In the Battle of Britain in 1940, the RAF (supplemented by 2 Fleet Air Arm Squadrons, Polish , Czecho-Slovak and other multinational pilots and ground personnel) defended the skies over Britain against the numerically superior German Lufwaffe . In what is perhaps the most prolonged and complicated air campaign in history, the Battle of Britain contributed significantly to the delay and subsequent indefinite postponement of Adolf Hitler’s plans for an invasion of the United Kingdom (Operation Sealion) . In the House of Commons on 20 August, prompted by the ongoing efforts of the RAF, Prime Minister Winston Churchill eloquently made a speech to the nation, where he said “Never in the field of human conflict was so much owed by so many to so few.
The largest RAF effort during the war was the strategic bombing campaign against Germany by Bomber Command . While RAF bombing of Germany began almost immediately upon the outbreak of war, under the leadership of Air Chief Marshal Bomber Harris, these attacks became increasingly devastating from 1942 onward as new technology and greater numbers of superior aircraft became available. The RAF adopted night-time area bombing on German cities such as Hamburg and Dresden, and developed precision bombing techniques for specific operations, such as the “Dambusters” raid by No 617 Squadron with Wing Commander Guy Gibson, or the Amiens prison raid known as Operation Jericho.
Allied bombing of German cities killed between 305,000 and 600,000 civilians. One of the most controversial aspects of Bomber Command during World War II was the area bombing of cities. Until 1942 navigational technology did not allow for any more precise targeting than at best a district of a town or city by night bombing. All large German cities contained important industrial districts and so were considered legitimate targets by the Allies. New methods were introduced to create “firestorms”. The most destructive raids in terms of casualties were those on Hamburg (45,000 dead) in 1943 and Dresden (25,000–35,000 dead) in 1945. Each caused afirestorm and left tens of thousands dead. Other large raids on German cities which resulted in high civil casualties were Darmstadt (12,300 dead), Pfozheim (17,600 dead) and Kassel (10,000 dead).
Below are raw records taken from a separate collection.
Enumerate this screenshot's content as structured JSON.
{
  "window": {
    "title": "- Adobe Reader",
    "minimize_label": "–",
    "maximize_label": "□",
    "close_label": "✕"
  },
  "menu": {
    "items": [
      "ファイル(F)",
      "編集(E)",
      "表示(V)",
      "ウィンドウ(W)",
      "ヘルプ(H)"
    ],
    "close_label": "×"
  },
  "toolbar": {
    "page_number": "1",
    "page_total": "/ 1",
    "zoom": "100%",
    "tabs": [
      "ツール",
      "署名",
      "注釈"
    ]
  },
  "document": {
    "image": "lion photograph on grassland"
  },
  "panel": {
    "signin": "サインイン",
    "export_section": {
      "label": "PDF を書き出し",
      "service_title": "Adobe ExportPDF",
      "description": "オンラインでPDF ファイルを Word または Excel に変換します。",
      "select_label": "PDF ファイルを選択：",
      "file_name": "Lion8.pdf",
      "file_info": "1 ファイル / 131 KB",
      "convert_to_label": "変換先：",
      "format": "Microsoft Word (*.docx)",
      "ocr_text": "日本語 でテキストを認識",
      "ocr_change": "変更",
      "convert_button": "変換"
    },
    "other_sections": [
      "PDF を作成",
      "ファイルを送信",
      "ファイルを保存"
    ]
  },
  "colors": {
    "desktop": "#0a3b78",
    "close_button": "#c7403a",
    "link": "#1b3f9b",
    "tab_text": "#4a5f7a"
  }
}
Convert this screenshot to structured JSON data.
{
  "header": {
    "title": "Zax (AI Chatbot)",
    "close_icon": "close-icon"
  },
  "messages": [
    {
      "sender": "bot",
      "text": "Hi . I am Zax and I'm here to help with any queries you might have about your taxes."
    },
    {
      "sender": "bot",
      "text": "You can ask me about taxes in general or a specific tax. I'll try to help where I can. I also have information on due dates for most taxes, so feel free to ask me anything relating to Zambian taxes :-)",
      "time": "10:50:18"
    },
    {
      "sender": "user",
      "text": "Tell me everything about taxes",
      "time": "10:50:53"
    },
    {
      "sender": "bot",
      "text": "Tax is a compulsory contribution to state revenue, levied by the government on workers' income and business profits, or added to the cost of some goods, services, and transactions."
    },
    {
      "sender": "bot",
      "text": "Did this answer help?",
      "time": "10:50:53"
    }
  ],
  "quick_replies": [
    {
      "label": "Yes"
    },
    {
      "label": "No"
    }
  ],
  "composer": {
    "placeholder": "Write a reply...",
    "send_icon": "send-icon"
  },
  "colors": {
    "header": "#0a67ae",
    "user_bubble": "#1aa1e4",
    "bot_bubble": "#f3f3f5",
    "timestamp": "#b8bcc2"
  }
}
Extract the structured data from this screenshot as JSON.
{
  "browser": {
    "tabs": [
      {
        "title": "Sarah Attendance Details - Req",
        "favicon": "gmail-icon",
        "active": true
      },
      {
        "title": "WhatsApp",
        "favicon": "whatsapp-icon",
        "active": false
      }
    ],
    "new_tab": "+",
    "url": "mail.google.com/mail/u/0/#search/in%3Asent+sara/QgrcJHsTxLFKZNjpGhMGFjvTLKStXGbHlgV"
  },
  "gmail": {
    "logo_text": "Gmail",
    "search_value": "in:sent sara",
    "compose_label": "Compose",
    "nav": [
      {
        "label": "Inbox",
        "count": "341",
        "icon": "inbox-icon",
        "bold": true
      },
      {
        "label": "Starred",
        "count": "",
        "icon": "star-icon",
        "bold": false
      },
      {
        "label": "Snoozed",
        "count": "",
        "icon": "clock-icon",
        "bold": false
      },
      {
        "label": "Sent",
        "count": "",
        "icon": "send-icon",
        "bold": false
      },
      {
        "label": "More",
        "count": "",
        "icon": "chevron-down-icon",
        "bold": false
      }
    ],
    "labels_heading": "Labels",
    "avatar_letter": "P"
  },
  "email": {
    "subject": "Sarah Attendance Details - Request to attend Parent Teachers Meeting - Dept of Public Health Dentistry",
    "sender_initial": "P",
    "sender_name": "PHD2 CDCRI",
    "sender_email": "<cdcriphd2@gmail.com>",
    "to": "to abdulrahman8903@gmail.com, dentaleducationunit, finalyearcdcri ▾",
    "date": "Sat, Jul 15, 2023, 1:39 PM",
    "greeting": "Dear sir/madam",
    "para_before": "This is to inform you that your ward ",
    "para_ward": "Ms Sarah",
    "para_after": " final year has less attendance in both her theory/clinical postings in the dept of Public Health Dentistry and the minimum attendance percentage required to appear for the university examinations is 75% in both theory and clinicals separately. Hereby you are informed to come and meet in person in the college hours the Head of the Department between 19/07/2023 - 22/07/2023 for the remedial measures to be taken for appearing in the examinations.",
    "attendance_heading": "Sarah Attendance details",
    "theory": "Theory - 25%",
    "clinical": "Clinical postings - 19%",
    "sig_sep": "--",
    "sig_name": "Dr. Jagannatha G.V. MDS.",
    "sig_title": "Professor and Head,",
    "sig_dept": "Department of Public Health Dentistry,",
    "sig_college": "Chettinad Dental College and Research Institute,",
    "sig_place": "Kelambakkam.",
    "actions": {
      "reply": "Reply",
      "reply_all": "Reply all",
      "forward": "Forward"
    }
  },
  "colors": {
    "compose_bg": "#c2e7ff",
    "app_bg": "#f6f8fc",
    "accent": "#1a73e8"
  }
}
A Bomber Command crew member had a worse chance of survival than an infantry officer in World War I; more people were killed serving in Bomber Command than in the Blitz, or the bombings of Hamburg or Dresden. By comparison, the US Eight Air Force , which flew daylight raids over Europe, had 350,000 aircrew during the war and suffered 26,000 killed and 23,000 POWs. Of the RAF Bomber Command personnel killed during the war, 72 percent were British, 18 percent were Canadian, 7 percent were Australian and 3 percent were New Zealanders.
In total 364,514 operational sorties were flown, 1,030,500 tons of bombs were dropped and 8,325 aircraft lost in action.